Les enfants avant les formulaires

À l’époque où il siégeait comme député et critique en matière d’éducation, un certain Jean-François Roberge avait présenté le processus bureaucratique de reddition de comptes et la machine administrative de l’Éducation comme une bête s’apparentant à un monstre aux tentacules envahissants. Il est de notoriété publique que le « système » d’éducation est en effet devenu un ogre indomptable dont le gigantisme finit par nuire à son bon fonctionnement.

C’est pourquoi, de l’ensemble des mesures qui ont été présentées ce lundi aux parents encore inquiets par les retards scolaires de leurs enfants, la plus révolutionnaire concerne la décision du ministre de l’Éducation, Jean-François Roberge, de reconduire pour deux ans, sans évaluation ni analyse administrative, l’ensemble des aides destinées aux enfants en difficulté. Après le règne encroûté de l’administration sur la pédagogie, cette décision ministérielle secoue sûrement la machine, et constitue une véritable bouffée d’air frais. Elle libérera comme par magie 560 000 heures de services directs aux élèves par des professionnels de l’éducation. 


Plutôt que de passer du temps à faire la démonstration que le service X est bel et bien nécessaire pour l’enfant Y en cochant les cases d’une frustrante bureaucratie, ces professionnels et dirigeants d’école pourront passer directement à l’étape essentielle et octroyer le service à l’enfant. Alléluia ! Dans certains cas, entre le début de l’évaluation et le moment où l’élève pouvait goûter à ce service requis pour sa réussite, six mois pouvaient s’écouler, une éternité en temps d’école. Cette demande traînait dans les dossiers depuis une dizaine d’années, semble-t-il ; si la pandémie a accéléré sa mise au monde, espérons qu’elle est là pour de bon. Et qu’elle donnera le ton à d’autres formes de rafraîchissement des manières de faire débranchées du terrain. Trop d’acteurs du réseau de l’éducation déplorent le fait qu’ils remplissent des formulaires quand ils devraient plutôt côtoyer des élèves. Si cette aberration est corrigée, ce sera un gain incommensurable.

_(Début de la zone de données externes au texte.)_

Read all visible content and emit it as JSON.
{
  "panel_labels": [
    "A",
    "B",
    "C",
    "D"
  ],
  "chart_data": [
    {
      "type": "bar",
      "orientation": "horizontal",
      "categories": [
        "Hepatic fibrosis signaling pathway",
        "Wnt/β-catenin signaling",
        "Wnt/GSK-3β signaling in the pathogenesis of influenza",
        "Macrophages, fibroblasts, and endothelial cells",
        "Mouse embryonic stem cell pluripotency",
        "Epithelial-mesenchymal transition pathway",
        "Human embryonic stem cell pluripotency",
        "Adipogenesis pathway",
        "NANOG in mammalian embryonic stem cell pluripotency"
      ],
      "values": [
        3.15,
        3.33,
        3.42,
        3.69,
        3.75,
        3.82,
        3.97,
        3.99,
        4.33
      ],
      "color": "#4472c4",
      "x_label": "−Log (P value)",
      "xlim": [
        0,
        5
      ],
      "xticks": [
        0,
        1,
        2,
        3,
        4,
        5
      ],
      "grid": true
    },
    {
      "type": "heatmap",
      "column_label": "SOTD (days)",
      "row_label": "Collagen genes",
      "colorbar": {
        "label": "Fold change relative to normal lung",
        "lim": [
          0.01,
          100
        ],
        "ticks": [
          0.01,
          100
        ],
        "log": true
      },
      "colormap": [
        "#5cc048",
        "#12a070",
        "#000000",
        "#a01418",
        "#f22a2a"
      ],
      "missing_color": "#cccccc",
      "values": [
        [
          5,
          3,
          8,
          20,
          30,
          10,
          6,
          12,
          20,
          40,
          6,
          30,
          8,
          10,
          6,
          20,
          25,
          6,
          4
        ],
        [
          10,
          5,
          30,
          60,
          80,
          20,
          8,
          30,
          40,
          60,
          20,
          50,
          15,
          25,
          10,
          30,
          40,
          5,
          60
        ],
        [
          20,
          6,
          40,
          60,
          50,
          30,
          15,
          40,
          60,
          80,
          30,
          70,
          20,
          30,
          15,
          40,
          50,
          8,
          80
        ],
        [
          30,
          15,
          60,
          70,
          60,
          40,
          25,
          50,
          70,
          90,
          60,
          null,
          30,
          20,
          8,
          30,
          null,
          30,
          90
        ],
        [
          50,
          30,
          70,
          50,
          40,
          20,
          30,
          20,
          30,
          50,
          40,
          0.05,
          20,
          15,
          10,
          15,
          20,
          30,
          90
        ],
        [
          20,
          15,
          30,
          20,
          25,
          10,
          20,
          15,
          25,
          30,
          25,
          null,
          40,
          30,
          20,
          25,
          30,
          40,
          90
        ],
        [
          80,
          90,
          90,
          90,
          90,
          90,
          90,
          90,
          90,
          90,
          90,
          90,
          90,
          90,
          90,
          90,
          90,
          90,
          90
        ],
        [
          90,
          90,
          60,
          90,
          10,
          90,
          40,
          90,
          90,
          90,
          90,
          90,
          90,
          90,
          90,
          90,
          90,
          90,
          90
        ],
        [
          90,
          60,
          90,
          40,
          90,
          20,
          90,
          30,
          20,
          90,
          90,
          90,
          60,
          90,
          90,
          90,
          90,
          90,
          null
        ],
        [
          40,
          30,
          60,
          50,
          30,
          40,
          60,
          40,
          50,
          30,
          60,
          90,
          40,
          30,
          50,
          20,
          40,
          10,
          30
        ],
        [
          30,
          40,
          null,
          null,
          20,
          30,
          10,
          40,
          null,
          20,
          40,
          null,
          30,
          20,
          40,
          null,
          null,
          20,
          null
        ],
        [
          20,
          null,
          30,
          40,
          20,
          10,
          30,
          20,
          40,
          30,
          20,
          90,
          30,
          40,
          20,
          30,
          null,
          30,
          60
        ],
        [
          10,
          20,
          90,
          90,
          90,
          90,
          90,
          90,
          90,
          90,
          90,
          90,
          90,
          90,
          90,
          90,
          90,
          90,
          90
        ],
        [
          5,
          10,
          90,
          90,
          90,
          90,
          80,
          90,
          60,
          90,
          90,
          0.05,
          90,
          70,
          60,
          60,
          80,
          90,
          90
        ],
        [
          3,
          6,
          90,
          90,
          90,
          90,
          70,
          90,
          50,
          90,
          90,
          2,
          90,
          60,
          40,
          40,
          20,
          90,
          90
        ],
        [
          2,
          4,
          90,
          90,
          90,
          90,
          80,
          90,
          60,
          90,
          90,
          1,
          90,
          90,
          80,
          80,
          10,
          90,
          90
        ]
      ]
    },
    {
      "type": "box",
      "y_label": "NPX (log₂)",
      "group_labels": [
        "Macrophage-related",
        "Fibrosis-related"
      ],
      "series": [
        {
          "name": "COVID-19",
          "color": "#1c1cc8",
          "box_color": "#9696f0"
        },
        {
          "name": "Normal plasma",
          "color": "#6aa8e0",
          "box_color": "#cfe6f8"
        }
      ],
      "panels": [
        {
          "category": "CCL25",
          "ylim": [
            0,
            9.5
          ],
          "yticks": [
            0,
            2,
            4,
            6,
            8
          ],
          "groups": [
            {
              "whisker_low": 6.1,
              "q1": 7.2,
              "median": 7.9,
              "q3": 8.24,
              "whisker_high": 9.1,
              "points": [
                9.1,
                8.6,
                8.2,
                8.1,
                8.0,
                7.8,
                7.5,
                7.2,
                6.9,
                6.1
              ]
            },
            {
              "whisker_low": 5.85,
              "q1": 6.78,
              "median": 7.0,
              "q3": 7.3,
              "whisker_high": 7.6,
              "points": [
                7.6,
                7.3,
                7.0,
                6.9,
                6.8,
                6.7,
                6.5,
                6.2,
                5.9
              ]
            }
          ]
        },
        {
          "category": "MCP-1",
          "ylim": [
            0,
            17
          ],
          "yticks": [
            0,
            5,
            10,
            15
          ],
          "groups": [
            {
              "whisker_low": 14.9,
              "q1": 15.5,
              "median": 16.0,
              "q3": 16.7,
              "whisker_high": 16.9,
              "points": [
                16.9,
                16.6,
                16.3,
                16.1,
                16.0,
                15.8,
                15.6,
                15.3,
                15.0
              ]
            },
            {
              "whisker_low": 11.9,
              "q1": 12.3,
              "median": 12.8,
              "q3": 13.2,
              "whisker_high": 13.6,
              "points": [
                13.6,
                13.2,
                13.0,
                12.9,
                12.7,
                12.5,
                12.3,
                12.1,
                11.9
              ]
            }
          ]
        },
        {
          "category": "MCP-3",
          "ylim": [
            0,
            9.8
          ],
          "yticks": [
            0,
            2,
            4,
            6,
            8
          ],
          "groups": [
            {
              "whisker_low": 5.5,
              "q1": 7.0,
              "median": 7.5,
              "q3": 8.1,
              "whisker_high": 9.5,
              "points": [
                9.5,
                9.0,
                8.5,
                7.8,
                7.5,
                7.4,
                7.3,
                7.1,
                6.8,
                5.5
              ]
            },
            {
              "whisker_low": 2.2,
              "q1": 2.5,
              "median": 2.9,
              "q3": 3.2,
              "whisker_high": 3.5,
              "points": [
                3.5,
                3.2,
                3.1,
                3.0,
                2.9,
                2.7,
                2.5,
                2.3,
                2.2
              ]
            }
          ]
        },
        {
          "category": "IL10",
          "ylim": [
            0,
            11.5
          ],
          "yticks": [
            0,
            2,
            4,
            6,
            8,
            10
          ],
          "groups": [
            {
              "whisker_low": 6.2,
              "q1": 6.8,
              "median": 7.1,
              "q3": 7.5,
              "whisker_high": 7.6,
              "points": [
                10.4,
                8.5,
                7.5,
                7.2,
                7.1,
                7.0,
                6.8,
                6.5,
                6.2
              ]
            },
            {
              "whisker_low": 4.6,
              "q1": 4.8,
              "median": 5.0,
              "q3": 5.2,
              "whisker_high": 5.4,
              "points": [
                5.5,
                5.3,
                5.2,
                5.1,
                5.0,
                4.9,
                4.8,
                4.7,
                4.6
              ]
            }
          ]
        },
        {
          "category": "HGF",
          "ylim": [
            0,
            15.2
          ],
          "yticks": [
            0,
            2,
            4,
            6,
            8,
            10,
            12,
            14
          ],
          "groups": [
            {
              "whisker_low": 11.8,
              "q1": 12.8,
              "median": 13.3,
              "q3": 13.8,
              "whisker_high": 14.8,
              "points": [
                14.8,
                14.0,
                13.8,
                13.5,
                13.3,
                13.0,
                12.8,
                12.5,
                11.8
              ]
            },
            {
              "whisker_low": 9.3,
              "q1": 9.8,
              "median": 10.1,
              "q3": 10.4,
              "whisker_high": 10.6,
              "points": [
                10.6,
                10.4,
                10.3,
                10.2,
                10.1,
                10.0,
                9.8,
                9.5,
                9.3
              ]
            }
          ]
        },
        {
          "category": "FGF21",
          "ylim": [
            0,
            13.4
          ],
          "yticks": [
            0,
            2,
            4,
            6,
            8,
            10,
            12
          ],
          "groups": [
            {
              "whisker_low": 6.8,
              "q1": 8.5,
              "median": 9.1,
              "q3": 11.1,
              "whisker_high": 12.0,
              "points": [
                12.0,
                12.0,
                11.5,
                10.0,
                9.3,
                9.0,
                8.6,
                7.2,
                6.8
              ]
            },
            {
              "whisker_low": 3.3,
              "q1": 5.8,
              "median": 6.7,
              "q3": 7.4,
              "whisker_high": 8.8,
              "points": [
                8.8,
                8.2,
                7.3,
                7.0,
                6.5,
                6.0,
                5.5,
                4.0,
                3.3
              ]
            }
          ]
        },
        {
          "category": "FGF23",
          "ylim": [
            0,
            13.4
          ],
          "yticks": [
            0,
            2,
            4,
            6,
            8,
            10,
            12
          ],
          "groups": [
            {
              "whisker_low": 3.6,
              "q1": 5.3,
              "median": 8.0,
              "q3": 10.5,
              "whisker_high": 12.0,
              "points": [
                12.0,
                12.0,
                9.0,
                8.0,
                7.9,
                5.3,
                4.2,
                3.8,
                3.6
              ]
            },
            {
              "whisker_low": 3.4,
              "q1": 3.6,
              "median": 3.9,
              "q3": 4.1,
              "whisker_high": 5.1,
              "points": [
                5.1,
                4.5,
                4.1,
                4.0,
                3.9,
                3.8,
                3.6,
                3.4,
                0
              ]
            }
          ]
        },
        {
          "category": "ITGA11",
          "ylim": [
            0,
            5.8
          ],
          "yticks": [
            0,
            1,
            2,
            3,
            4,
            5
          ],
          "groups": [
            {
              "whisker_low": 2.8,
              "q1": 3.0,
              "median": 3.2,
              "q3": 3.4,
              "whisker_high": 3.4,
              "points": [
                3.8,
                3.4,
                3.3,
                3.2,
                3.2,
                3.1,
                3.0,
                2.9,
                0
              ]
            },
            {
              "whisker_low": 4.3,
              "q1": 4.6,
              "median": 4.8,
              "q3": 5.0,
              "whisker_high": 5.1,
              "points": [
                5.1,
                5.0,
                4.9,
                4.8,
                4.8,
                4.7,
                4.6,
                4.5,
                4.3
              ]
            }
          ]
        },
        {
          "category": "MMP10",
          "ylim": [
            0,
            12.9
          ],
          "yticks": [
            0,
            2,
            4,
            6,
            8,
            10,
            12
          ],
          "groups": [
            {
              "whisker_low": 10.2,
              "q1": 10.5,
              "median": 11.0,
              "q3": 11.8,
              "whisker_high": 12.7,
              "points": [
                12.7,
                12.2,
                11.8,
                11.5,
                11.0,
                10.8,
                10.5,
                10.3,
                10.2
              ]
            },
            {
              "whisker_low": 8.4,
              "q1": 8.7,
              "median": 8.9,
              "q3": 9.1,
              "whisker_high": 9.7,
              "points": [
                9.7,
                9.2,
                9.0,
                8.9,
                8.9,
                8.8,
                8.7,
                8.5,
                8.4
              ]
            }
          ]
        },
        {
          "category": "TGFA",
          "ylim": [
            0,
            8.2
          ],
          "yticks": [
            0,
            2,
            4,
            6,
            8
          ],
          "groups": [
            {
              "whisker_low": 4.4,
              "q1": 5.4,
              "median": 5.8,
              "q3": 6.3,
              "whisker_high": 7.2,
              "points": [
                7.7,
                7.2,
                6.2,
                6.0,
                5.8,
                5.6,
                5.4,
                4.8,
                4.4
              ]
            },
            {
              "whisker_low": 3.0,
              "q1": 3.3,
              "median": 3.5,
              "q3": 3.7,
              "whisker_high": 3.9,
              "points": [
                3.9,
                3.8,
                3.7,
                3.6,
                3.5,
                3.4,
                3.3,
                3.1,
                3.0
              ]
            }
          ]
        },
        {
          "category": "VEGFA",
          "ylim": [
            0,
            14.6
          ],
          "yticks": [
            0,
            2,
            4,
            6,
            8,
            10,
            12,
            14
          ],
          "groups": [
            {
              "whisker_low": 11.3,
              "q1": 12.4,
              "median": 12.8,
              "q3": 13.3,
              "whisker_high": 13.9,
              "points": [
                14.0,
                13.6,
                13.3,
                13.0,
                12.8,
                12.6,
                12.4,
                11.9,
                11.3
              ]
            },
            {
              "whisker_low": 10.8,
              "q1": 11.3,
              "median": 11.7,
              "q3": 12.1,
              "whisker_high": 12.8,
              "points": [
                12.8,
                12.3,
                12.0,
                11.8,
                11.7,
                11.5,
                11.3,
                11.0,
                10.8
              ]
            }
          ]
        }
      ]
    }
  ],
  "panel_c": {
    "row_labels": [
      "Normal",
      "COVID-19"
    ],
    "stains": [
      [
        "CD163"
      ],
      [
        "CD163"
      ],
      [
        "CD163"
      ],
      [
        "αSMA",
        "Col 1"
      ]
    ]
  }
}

Outre cette « révolution » dans les manœuvres ministérielles, les annonces de ce lundi contenaient plutôt des rappels que du neuf. Vingt millions d’argent frais sont prévus en services directs aux enfants, mais cette aide ponctuelle qui permettra de compléter des tâches et de pouvoir des postes n’est pas encore récurrente, à moins que le prochain budget n’en décide autrement.

Deux grandes inconnues demeurent autour de la rentrée scolaire et, à moins d’avoir une boule de cristal, il est pour le moment impossible d’en prédire la résolution. Combien d’élèves souffriront d’un retard important, de ce type de retard qui paralyse la poursuite des apprentissages et mettra en péril la réussite de l’année ? Et combien d’enseignants devanceront leur passage à la retraite, ce qui viendra compliquer d’autant la recherche de ressources enseignantes pour guider les élèves alors que la pénurie bat son plein ?

En guise de réponse à la première question tombent des prédictions plutôt sombres : avec la scolarité en dents de scie reçue à compter du mois de mars, on peut prédire sans trop se tromper que ceux pour qui les acquis scolaires étaient fragiles auront cumulé un inquiétant retard si on n’a pas sans cesse et de diverses manières — télé-enseignement, soutien de la famille, activités pédagogiques — allumé leur lanterne scolaire. Combien d’enfants sont passés d’un niveau à l’autre l’an dernier sans avoir atteint les objectifs requis, faute d’évaluation ?

M. Roberge a promis que serait dévoilée cette semaine une liste des « savoirs essentiels » associés à chaque année scolaire, sorte de phare guidant les enseignants dans ce brouillard qui sera le leur à la rentrée. Ils pourront mieux déterminer qui sont les élèves qui n’ont pas atteint les objectifs minimaux, et auront donc besoin d’être épaulés plus sérieusement que d’autres. Cette recension, jumelée à un ajout direct de ressources disponibles sans tarder, pourrait faire une réelle différence.

Quant à la cruciale question des ressources enseignantes, le ministre de l’Éducation se contente de dire qu’il sait très bien qu’il s’agit d’un « enjeu », mais qu’il attend le portrait réel que lui fourniront les centres de services scolaires à la rentrée avant de s’agiter. C’est un refrain connu, que la Santé a entonné bien avant l’Éducation, alors que les appels pour recruter des travailleurs de la santé ont transformé le premier ministre et son équipe en « gentils organisateurs » promettant mer et monde à quiconque se sentait pousser des ailes d’ange gardien. Devra-t-on recourir aux mêmes stratégies de séduction pour emplir les classes à l’automne ? Souhaitons vivement qu’à la gestion de la pandémie ne se superpose pas une gestion de pénurie.